THERE can't be many gloomier places to work at the minute than Headlands School.
Special measures, inquiry reports, redundancy fears – there's not a lot to smile about I wouldn't imagine.
Criticism seems to be coming from all angles and, of course, when it is as fierce as this, it makes headlines in the papers and on TV.
T
he only thing you can do is put your head down, get on with things and keep telling yourself "it will get better in the end". It might get worse before it gets better but eventually the only way is up.
Commendably, one lonely voice spoke up for the school – a pupil who claimed to be "sick to death of the bad publicity Headlands School keeps receiving".
It's nice to hear some people are proud of the school but the argument that it should not be the word Headlands splashed on the front page of the Free Press – and that it should be the few disobedient children – is flawed.
The fact is Headlands School has been described as "inadequate" and put in special measures, not its pupils.
Schools don't go into special measures because a handful of kids don't know the difference between right and wrong.
That's not to say there aren't bad apples in the classrooms causing a nuisance but the problem is clearly more deep-rooted than that.

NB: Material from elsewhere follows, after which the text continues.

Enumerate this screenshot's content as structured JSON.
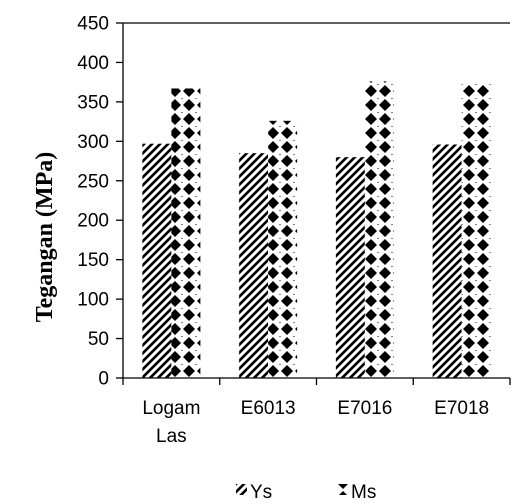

Ofsted inspectors presumably have years of experience and have visited hundreds of schools. They know when a school is fundamentally good and when one is bad.
Their report says Headlands is bad.
Most people accept Headlands School has problems. Big problems. But not insurmountable.
You only have to look across town to see how Bridlington School appears to be thriving, having come out on the other side of special measures.
No-one takes pleasure in seeing a local school struggling, least of all the Free Press. But the facts speak for themselves.
Last year, when Bridlington School came out of special measures, it was the biggest picture used on the front page of the Free Press for years.
I think everyone is looking forward to the day we can do the same for Headlands.